Wciąż nie wiadomo, czy policjanci byli umundurowani.
- Prokurator jest na miejscu. Zbiera informacje na temat przebiegu informacji - mówi prokurator Małgorzata Wojciechowicz z Prokuratury Okręgowej w Szczecinie.
Aktualizacja, godz. 13.45:
Do tragedii doszło na polnej drodze kilkaset metrów od ul. Metalowej, a około 200 metrów od domu zabitego. Na miejscu jest policja, prokurator, wydział ds. wewnętrznych policji oraz specjaliści, którzy prowadzą oględziny miejsca zdarzenia.
Według wstępnych informacji 22-latek nie zatrzymał się do kontroli, i potrącił policjanta, który najpierw oddał strzał ostrzegawczy, a później strzelił.
Okoliczności zdarzenia są niejasne, właśnie z tego tytułu, że do zdarzenia doszło na nieuczęszczanej polnej drodze.
Według medialnych doniesień funkcjonariusz, który strzelał, w policji pracuje od 13 lat. 6 lat temu także strzelił w kierunku jednego z kierowców. Według prokuratury wówczas nie przekroczył swoich uprawnień.
Do postrzału doszło za wzniesieniem, które jest na drugim planie:
Aktualizacja, godz. 13.08:
Ofiara to 22-letni mężczyzna, karany wcześniej za przestępstwa lub wykroczenia drogowe.
Około godz. 10 w okolicy ul. Metalowej w Szczecinie nie zatrzymał się do kontroli i potrącił policjanta.
Ten sam policjant zdążył oddać strzał ostrzegawczy, gdy kierowca uciekał dalej, strzelił w kierunku samochodu. Kierowca zmarł.
- Sprawę bada wydział wewnętrzny Komendy Wojewódzkiej Policji w Szczecinie. Policjant został objęty opieką psychologiczną - informuje kom.
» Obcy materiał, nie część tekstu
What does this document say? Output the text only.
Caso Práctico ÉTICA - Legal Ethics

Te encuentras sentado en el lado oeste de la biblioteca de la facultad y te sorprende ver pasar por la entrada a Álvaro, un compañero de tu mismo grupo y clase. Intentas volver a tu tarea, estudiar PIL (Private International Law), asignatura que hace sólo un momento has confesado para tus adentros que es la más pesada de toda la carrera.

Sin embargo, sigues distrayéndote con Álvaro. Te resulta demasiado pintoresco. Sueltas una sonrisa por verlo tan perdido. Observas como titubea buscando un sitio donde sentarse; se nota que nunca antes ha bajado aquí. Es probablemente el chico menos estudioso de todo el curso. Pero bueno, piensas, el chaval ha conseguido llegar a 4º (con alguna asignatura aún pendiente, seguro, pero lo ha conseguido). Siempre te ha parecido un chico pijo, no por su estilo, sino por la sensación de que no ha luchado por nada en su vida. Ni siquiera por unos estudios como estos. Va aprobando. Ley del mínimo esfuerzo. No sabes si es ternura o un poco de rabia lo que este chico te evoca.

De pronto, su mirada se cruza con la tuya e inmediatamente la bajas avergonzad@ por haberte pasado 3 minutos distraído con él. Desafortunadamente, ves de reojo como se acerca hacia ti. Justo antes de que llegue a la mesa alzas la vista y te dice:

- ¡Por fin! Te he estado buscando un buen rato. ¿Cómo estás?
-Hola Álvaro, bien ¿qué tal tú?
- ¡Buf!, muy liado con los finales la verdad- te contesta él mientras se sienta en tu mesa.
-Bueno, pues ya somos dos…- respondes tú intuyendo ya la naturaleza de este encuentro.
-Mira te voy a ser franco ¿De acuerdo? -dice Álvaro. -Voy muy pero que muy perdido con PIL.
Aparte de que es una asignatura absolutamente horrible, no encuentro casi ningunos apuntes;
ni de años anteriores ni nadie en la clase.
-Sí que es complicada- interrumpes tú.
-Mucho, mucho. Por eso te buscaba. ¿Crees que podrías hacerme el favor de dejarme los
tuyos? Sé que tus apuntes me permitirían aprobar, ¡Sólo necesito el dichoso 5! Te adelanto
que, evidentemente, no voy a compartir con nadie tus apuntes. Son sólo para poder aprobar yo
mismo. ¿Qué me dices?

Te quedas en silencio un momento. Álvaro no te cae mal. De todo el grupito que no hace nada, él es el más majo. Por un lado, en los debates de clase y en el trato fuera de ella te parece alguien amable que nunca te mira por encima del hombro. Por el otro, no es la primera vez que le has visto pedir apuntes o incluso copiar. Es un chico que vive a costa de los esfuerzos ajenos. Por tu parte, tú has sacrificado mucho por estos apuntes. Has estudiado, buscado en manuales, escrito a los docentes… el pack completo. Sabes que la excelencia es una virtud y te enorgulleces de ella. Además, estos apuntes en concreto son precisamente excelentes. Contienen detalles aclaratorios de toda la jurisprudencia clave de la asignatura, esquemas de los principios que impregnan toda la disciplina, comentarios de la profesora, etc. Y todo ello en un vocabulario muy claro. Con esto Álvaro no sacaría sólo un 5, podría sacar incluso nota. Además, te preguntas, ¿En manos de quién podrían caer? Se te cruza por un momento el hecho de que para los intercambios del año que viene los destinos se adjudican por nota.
Przemysław Kimon, rzecznik zachodniopomorskiej policji.
Na razie nie wiadomo, dlaczego policjanci chcieli zatrzymać samochód do kontroli. Śledztwo prowadzi prokuratura w Szczecinie.
Według wstępnych ustaleń kierowca nie zatrzymał się do kontroli i próbował staranować interweniującego policjanta.
Czytaj również:
Polecamy na gs24.pl:
- "Oczko" i jego kompan skazani za pomocnictwo w zabójstwie, ale wychodzą na wolność
- Wypadek pod Stargardem. Zginął 23-letni kierowca
- Uparcie jeździsz lewym pasem? Zapłacisz nawet 500 zł. Nowa akcja zachodniopomorskiej policji
- Quiz o historii Szczecina. 7/10 to już naprawdę dobry wynik!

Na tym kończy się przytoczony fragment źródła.